The hearsay evidence rule says out of court statements can’t be admitted if offered to prove the truth of that statement. In other words if I want to prove Whitey murdered Tommy King I can’t put in an FBI report saying “Informant X told Agent Smith that Whitey murdered Tommy King.” However if I want to show why Agent Smith went to Tommy King’s house looking for him and not that the statement was true, Agent Smith could testify that he was told Tommy King was murdered by Whitey and went looking for him. The jury should be instructed that the statement is only in to show the reason why Agent Smith went to Tommy King’s home and not as any evidence that Tommy King was murdered by Whitey.

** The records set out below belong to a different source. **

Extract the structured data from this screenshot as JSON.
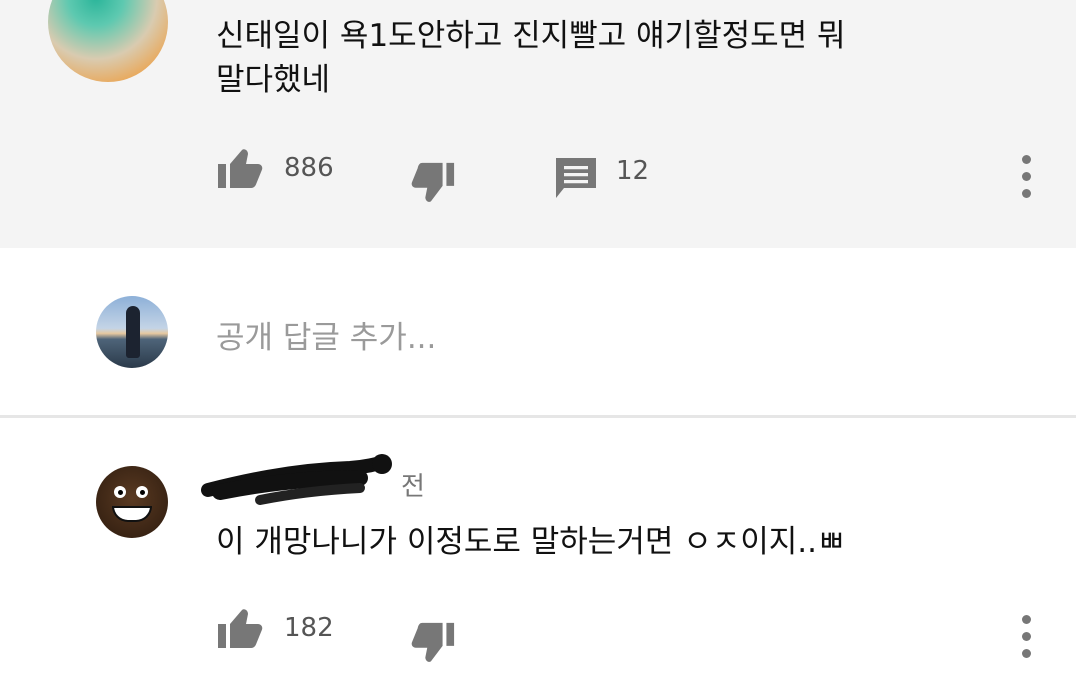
{
  "top_comment": {
    "text_line1": "신태일이 욕1도안하고 진지빨고 얘기할정도면 뭐",
    "text_line2": "말다했네",
    "likes": "886",
    "replies": "12"
  },
  "reply_box": {
    "placeholder": "공개 답글 추가..."
  },
  "reply": {
    "time_suffix": "전",
    "text": "이 개망나니가 이정도로 말하는거면 ㅇㅈ이지..ㅃ",
    "likes": "182"
  }
}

The idea of course from the prosecutors point of view is to get the statement in. If that was all it had that Whitey murdered Tommy King then it would not prove its case, but if it had other evidence, like Hitman Martorano testifying he saw Whitey murder Tommy King that would be enough to carry the day for the prosecutor. Having the statement showing Agent Smith’s purpose would just be a little icing on the cake. The jury is not supposed to consider it on the issue of guilt or innocence, but it sure is difficult trying to do those mental gymnastics.
Today this statement the prosecutor is trying put into evidence has a lot of bad stuff about Whitey which was given to an FBI agent by Brian Halloran and was transmitted in a two page document to DC. So it’d seem that it being filled with prejudicial hearsay it wouldn’t be admitted. But the prosecutor knowing how damaging it is says he isn’t offering it for the truth of what’s in the statement (heh,heh) but just to show it was made and what happened as a result of it.
It’s a fine line that the court has to draw. It will be interesting to see how Judge Casper will come down on it.
Another evidence happening last week was prosecutor Wyshak was offering something or other and the defense team objected. I had written before, I think, of meeting an old time lawyer and we were talking about trying cases in the old days and how some judges would admit things into evidence “de bene.” We talked as if that were an old practice by judges who let things in that probably should not have come into evidence. So I was surprised last week when Judge Casper decided to let something in “de bene” since I thought that idea had long since vanished.
On that stand we have an unusual circumstance of a member of the Department of Justice’s Inspector General’s office. He is putting in FBI records such as the informant cards of Whitey and Stevie Flemmi and other FBI records like the teletype I spoke about. He said he made copies of these records for the trial of John Connolly in 2002. He never testified at that trial. What is odd about his appearance is the FBI usually testifies about its own records. I wonder if somehow the FBI is trying to keep a very low profile in this matter.